- Adhiar movie poster
- Bengali: আধিয়ার
- Directed by: Saidul Anam Tutul
- Story by: Giasuddin Selim
- Starring: Raisul Islam Asad; Pijush Bandyopadhyay; Champa; Litu Anam;
- Cinematography: Maksudul Bari
- Edited by: Saidul Anam Tutul
- Release date: 25 September 2003 (Bangladesh);
- Country: Bangladesh
- Language: Bengali

= Adhiar =

Bangladeshi period drama film

Adhiar (আধিয়ার; also known by the English title The Battle of Sharecroppers) is a 2003 Bangladeshi period drama film directed by Saidul Anam Tutul (in his directorial debut) from a story written by Giasuddin Selim. It stars Raisul Islam Asad, Pijush Bandyopadhyay, Champa and Litu Anam in lead roles. The film is set in Bengal during the Tebhaga movement of the late 1940s.
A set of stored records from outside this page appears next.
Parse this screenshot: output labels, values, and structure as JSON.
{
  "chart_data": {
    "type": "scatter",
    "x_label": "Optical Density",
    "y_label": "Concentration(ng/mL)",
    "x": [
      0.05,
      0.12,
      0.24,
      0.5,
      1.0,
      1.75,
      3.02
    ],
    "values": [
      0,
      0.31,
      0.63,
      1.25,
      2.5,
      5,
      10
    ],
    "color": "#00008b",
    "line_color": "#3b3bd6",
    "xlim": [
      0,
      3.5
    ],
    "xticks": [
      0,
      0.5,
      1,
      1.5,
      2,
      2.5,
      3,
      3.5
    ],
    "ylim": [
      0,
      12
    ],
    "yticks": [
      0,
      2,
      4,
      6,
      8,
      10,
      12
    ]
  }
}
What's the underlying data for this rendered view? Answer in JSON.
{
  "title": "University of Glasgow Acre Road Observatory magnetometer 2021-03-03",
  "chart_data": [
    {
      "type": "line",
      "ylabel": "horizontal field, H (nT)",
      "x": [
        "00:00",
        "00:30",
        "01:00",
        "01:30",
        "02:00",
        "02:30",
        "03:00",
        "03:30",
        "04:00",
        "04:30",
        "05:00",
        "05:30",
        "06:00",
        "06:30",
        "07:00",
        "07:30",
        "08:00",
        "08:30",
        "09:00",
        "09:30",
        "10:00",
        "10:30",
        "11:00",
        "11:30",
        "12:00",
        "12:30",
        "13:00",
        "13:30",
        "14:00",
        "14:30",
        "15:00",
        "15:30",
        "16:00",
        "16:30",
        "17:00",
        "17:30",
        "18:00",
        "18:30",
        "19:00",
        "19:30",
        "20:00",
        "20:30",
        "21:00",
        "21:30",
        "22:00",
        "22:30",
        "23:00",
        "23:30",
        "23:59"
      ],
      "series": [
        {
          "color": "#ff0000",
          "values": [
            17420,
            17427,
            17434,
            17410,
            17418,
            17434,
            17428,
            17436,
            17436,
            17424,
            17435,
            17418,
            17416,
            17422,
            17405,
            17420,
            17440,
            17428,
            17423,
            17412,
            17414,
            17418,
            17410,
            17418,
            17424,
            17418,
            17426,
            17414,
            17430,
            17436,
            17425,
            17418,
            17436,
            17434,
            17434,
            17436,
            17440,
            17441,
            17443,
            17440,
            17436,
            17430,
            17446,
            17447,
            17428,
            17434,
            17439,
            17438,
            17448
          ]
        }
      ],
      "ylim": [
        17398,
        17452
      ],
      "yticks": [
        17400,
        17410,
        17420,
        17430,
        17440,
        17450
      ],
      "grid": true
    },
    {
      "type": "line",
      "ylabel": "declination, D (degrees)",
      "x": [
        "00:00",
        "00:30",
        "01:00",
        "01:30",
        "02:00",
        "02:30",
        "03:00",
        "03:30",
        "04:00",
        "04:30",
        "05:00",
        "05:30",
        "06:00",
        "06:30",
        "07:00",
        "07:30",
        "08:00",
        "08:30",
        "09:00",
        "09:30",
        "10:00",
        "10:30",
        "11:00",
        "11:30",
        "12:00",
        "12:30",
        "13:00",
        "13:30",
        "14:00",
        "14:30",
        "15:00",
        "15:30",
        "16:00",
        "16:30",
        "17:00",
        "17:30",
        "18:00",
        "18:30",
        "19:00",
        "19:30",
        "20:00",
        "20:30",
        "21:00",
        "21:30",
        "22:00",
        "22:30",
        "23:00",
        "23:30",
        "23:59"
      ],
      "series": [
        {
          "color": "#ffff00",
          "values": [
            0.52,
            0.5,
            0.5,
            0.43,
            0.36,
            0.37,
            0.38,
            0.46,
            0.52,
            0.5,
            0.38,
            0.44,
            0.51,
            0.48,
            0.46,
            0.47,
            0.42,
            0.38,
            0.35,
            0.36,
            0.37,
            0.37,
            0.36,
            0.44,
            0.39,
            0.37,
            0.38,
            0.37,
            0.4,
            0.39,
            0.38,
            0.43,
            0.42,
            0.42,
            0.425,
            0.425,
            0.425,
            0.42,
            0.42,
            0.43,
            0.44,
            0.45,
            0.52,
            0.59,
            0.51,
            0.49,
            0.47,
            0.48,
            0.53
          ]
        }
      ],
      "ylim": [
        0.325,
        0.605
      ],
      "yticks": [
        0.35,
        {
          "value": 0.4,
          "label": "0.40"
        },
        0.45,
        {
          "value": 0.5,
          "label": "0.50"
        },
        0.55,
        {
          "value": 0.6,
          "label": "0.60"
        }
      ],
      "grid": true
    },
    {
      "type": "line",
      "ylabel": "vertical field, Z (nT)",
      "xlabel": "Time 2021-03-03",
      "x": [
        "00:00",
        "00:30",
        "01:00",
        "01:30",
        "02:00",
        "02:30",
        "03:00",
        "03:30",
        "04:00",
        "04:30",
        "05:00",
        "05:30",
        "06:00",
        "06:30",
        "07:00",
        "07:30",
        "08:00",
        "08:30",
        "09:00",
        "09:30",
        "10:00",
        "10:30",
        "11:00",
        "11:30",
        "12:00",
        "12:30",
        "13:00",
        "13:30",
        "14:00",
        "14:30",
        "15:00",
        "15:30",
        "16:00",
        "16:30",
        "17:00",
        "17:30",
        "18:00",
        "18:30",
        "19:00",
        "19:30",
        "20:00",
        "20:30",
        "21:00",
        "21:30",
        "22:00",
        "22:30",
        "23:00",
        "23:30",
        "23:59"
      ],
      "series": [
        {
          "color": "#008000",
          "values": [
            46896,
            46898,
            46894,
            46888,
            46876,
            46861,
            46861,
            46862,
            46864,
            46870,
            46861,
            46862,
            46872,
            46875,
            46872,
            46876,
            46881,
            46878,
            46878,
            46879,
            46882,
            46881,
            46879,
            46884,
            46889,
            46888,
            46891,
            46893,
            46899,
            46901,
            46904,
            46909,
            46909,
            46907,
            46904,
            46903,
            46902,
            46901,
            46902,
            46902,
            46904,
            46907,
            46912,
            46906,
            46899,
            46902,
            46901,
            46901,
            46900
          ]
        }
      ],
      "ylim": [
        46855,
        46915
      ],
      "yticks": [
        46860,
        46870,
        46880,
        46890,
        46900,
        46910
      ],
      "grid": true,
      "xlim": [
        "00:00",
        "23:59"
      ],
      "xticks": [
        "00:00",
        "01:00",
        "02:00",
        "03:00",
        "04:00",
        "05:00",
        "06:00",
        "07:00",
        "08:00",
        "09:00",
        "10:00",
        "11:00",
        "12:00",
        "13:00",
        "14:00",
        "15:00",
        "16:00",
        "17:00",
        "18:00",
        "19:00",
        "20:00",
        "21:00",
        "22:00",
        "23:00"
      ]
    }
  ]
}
Adhiar was made with financial support from the government. It premiered in a competition at the Bangladesh National Museum in Dhaka on 25 September 2003.

==Cast==
- Raisul Islam Asad as Din Doyal
- Pijush Bandyopadhyay as Zamindar (landlord)
- ATM Shamsuzzaman as Nayeb (the zamindar's chief rent-collector)
- Champa as Zamindar's protoge
- Shilip Lincoln as Moti Banu
- Jayanta Chattopadhyay as Shamser Dada

==Accolades==
At the 5th Meril-Prothom Alo Awards, Adhiar won the Critics Choice Award for Best Film and Tutul received the Critics Choice Award for Best Film Director. The 25th Bachsas Awards earned Tutul six awards: Best Film, Best Director, Best Screenplay, Best Art Direction, Best Editing, and Best Cameraman.

At the 28th Bangladesh National Film Awards, Selim won the Award for Best Story, and Maksudul Bari received the Award for Best Cinematography.